Twenty-five miles away, across the Sepik, women in the villages of Koiwat and Kamanggaui shape bowls used for eating and serving sago that are elaborately carved and colorfully painted by men. These, too, are traded widely, so that most groups along the middle reaches of the Sepik have Koiwat bowls for eating and jars and hearths from Aibom for storing and cooking sago.

Koiwat eating bowls (kamana) and Aibom cooking vessel (sero)
Koiwat and Aibom villages, East Sepik Province, Papua New Guinea
Late 20th century
Gifts of David C. and Karina Rilling

The sero is a cooking vessel used by women, daily, for cooking stews, fish and sago porridge. The serving bowls, kamana, are stored upside down to reveal their elaborate carved and painted decorations.
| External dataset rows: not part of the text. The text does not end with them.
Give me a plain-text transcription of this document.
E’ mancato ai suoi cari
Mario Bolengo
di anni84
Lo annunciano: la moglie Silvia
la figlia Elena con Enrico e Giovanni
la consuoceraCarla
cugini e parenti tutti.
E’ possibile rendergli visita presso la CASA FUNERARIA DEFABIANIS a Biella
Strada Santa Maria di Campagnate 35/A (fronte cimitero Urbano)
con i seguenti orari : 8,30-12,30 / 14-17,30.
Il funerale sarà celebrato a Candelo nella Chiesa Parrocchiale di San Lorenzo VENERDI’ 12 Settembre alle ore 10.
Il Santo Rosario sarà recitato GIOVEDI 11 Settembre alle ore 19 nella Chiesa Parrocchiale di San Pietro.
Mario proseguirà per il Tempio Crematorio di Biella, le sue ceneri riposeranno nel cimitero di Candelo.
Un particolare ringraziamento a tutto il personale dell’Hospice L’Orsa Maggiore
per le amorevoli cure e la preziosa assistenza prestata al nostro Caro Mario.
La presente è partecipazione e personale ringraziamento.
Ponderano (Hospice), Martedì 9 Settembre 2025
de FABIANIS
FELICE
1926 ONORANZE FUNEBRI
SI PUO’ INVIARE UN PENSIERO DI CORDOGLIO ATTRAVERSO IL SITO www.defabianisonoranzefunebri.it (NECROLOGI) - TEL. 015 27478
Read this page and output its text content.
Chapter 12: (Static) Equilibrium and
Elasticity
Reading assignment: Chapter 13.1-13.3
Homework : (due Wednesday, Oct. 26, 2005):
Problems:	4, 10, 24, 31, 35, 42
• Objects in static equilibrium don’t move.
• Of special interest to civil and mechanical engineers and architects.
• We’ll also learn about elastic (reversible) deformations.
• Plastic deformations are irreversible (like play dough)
Sago storage jars (damarau) and hearth (gugumbe)
Aibom village, East Sepik Province, Papua New Guinea
Late 20th century
Gifts of David C. and Karina Rilling

The faces modeled and painted on Aibom’s large storage jars represent spiritual beings associated with a male and a female deity, Meintumbangge and Kolimangge. Although these vessels are not made for use in ritual or ceremonies, Kolimangge is said to have created pottery, taught women to make pots, and is now the earth and its clay. Faces representing pigs, eagles and bush spirits on these pots may represent Meintumbangge, while those representing ducks and masks reference Kolimangge or related female spirits.

The ceramic hearths made at Aibom are signature pieces of the community. They are traded widely and used both inside houses and in canoes to cook meals, smoke meat and fish, provide heat and light, and chase away mosquitoes.

Janus faced storage jar (damarau) and lids
Aibom village, East Sepik Province, Papua New Guinea
Late 20th century
Gifts of David C. and Karina Rilling

One myth told in Aibom, recorded by anthropologists Patricia May and Margaret Tuckson, describes a female spirit, Ntshambeyaintshe, who was associated with Kolimangge. She had two faces—one a human’s and the other a duck’s. Ntshambeyaintshe was eaten by two pigs and from her body and blood grew the first palm trees, from which sago and building materials are obtained. This pot’s two faces may reflect this myth.